3. La troisième vérité c'est que la vérité est histoire, savoir fragile qui connaît bien des retours en arrières mais qui donne naissance à un monde humain qui continue sa marche, réalisation du réalisant, institutionnalisation du dialogue, signification de la liberté.

4. Ce n'est pas encore suffisant car si l'existence du devenir historique ne fait aucun doute, l'apparition de l'apparaissant, son lent apprentissage se substituant à l'évolution, il faut encore qu'il existe pour nous, ce qui veut dire aussi pour l'autre. La quatrième vérité est donc celle du désir de reconnaissance de la vérité de notre parole et d'appartenance à l'aventure humaine. La vérité est donc d'abord un rapport à l'autre invoquant un tiers arbitre, elle est d'abord sociale (Maître et esclave). Il n'y a pas d'autre éthique que de se connaître soi-même, la prise de conscience de notre position sociale et historique ainsi que de ce que nous voulons vraiment.

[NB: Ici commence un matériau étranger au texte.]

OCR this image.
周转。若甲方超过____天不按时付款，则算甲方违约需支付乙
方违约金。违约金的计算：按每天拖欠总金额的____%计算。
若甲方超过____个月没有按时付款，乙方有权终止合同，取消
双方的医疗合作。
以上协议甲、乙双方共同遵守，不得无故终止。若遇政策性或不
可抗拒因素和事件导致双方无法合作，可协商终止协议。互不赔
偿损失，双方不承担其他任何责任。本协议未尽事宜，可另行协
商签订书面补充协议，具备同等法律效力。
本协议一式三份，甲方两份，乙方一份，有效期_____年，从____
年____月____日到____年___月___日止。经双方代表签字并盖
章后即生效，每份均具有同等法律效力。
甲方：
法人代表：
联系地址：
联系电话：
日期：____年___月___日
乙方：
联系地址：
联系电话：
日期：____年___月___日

Arrivé à ce point on n'est pas au bout de nos peines car les vérités précédentes ne sont pas abolies pour autant. L'erreur ici étant de réduire la vérité à la question de la reconnaissance et au nom de notre égalité de sujet mettre au même niveau tout savoir et toute vérité, réduisant la parole à un échange muet : toute parole se vaut, et tous les savoirs égaux puisqu'on ne saurait reconnaître une supériorité quelconque. Pourtant la nécessité d'une vérité efficiente demeure entière, de même que celle de s'appuyer sur le savoir historique car le savoir se construit sur l'expérience. Enfin tout cela n'empêche pas que toute vérité reste incertaine, tout savoir incomplet, toute parole trompeuse nous obligeant à donner des gages et mettre notre vie en jeu pour donner poids à ce que nous disons. La valeur se mesure dès lors à notre investissement dans le jeu avec l'autre, à ce qu'on est prêt à y sacrifier, témoignant du sérieux de notre intervention dans l'histoire.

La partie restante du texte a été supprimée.